(my paper-writing-process: scribbled on the living-room walls)
This entry, then, will be a sort of haphazard recap of the time since my last post, some lingering thought-fragments, etc, that I'd like to get out of the way before resuming "regular" postings. This will presumably end up being the first in a two-installment series on the topic, as there's quite a chunk of chaos I'd like to cover...
Some food for thought first, from Bruno Latour, inspired by an ongoing dialogue I've been having with another grad-student from a different University...
"Military experts constantly revise their strategic doctrines, their contingency plans, the size, direction, and technology of their projectiles, their smart bombs, their missiles; I wonder why we, we alone, would be saved from those sorts of revisions. It does not seem to me that we have been as quick, in academia, to prepare ourselves for new threats, new dangers, new tasks, new targets. Are we not like those mechanical toys that endlessly make the same gestures when everything else has changed around them? Would it not be rather terrible if we were still training young kids- yes, young recruits, young cadets- for wars that are no longer possible, fighting enemies long gone, conquering territories that no longer exist, leaving them ill-equipped in the face of threats we had not anticipated, for which we are so thoroughly unprepared."
"Is it really asking too much from our collective intellectual life to devise, at least once a century, some new critical tools?"
Just a thought. Ok, then... where to start with the recap? Since my last pre-hiatus entry was a plug for my column at The Interdisciplinary Student, this is probably a good time to point out that I've since added another entry to that site, a bit of a playful deconstruction of the idea of "comparativism" and my tenuous involvement with it, prior to traveling to present a paper at the American Comparative Literature Association's annual conference. (Which reminds me that I never followed up at that site either... sorry Michelle... that's about the point in the term when things got really crazy.)
Logically, that brings me to my next topic. This semester, I travelled to New Orleans for my first literary conference. I was hoping to compile either a photo- or video-blog of my experiences that weekend, but unfortunately my Blackberry decided to come down with an odd ailment halfway through the trip, making this more difficult than it should have otherwise been. Here's a selection of photos that I did happen to capture, however, with brief and scattered caption-commentary-
Yes, I'm a big enough geek to take a picture of my name-badge. It's my first one. So what?
Arrival. The famous Hotel Monteleone, primary venue of the conference, and my Easter-weekend residence.
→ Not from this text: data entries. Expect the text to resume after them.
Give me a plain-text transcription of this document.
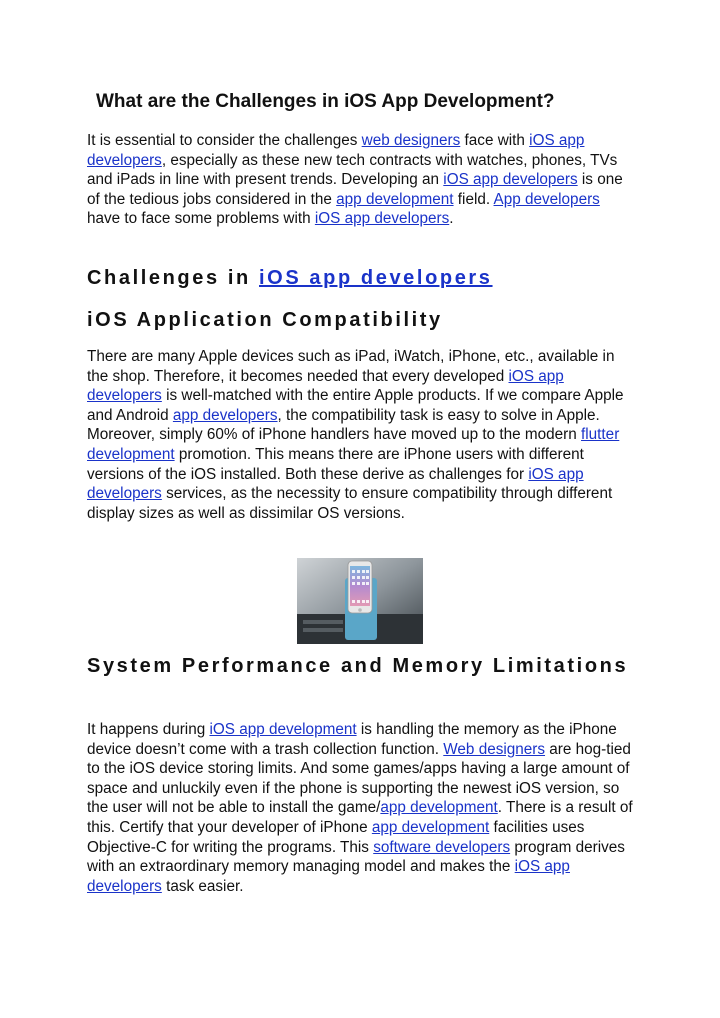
What are the Challenges in iOS App Development?

It is essential to consider the challenges web designers face with iOS app developers, especially as these new tech contracts with watches, phones, TVs and iPads in line with present trends. Developing an iOS app developers is one of the tedious jobs considered in the app development field. App developers have to face some problems with iOS app developers.

Challenges in iOS app developers
iOS Application Compatibility

There are many Apple devices such as iPad, iWatch, iPhone, etc., available in the shop. Therefore, it becomes needed that every developed iOS app developers is well-matched with the entire Apple products. If we compare Apple and Android app developers, the compatibility task is easy to solve in Apple. Moreover, simply 60% of iPhone handlers have moved up to the modern flutter development promotion. This means there are iPhone users with different versions of the iOS installed. Both these derive as challenges for iOS app developers services, as the necessity to ensure compatibility through different display sizes as well as dissimilar OS versions.

System Performance and Memory Limitations

It happens during iOS app development is handling the memory as the iPhone device doesn’t come with a trash collection function. Web designers are hog-tied to the iOS device storing limits. And some games/apps having a large amount of space and unluckily even if the phone is supporting the newest iOS version, so the user will not be able to install the game/app development. There is a result of this. Certify that your developer of iPhone app development facilities uses Objective-C for writing the programs. This software developers program derives with an extraordinary memory managing model and makes the iOS app developers task easier.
Royal from Bourbon, in shadows.
The view from the window of my room.
Oh yeah, did I mention I'd never been to New Orleans before?
I have a soft-spot for trellises...
Bourbon Street, predictably blurry at night...
La Fie Verte.
Odd juxtaposition. Holy weekend, Catholic city, notorious street of sin...
The "Literary Traditions" of the Big Easy are, of course, far cooler than elsewhere...
OK, that's probably enough for today... lost-time-recap to-be-continued.
Oh, one last thing, though, a brief house-keeping note- I've been getting a lot of spam comments lately... like junk about cheap generic drugs, websites featuring taboo sex-acts, or links to help me spam others with promo-bot-software. Does this mean my blog's hit some sort of a web-traffic radar? (I doubt it, but that's the best positive-spin I could give it...) What it DOES mean, though, is that I've changed a few minor settings about the way that things are set up around here (as it was, I can't seem to figure out how to delete them.) Most noticeable change is that if you leave a comment now, it will say that it needs to be approved by the admin before it posts. I want to make it VERY clear that this ISN'T in any way an attempt to censor comments here, or because I don't want discussions or feedback. It's merely because I'm tired of checking my phone and seeing that there's more corporate junk littering unrelated threads on my page. My apologies, wish I didn't have to do this... hope you'll understand, dear reader... and continue to communicate with my posts on the comment-threads.